Ciascuna volta dinanzi alle difficoltà e al disagio, quando ci sentiamo sconfitti, dobbiamo chiederci se per caso ci troviamo in una situazione che non coincide con la nostra idea di bene, un bene ontologico, un’idea di bene dovuta ai principi e alle regole imposti dalla famiglia o dalla società, un’idea generica che trascura l’individuo. In ciascun atto di parola accade qualcosa di originario. Quante volte ci capita di dire: “Io non volevo dire questo”. Allora ci rendiamo conto che è impossibile controllare e gestire la parola, perché è impossibile controllare l’inconscio. Per lo stesso motivo non potremmo mai fissare un’identità che appartenga al bene o al male.

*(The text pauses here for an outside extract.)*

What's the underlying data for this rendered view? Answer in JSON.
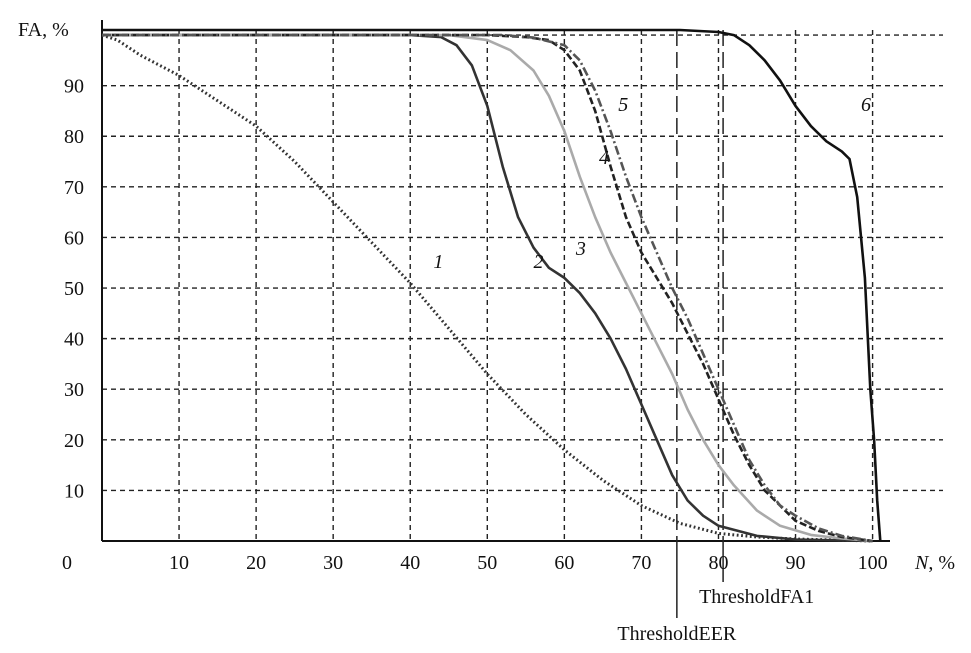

Il disagio e l’impossibilità delle cose in cui ci troviamo non sono altro che occasioni per mettere in questione le nostre convinzioni, il nostro sapere a priori, per poter osare e per rischiare incominciando un viaggio, lasciando alle spalle i dubbi. Se mettiamo dinanzi il dubbio, l’ossimoro bene male, restiamo paralizzati o ipnotizzati a compatirci e a rappresentarci come vittime del destino, della società, della famiglia, del lavoro e così via.

Il viaggio non può essere finalizzato, perché esiste in ciascun atto di parola. Come instaurare la parola perché la vita di ciascuno giunga alla qualità, come far sì che ciascuno possa valorizzare il progetto della sua vita per il quale importa vivere e non morire?

Sergio Dalla Val scrivendo questo libro ha dato un grande contributo alla psicanalisi e alla cifrematica, elaborando i significanti e le questioni più importanti della vita che riguardano ciascuno di noi. Leggendo il libro avremo l’occasione di intendere l’importanza di questioni essenziali come l’amore, l’odio, la famiglia, la comunicazione, l’economia e la finanza.

 

 

**L'articolo di Panteha Shafiei è tratto dal dibattito La scienza della vita, che si è tenuto a Ferrara il 5 marzo 2013, intorno al libro di Sergio Dalla Val, In direzione della cifra. La scienza della parola, l’impresa, la clinica(Spirali).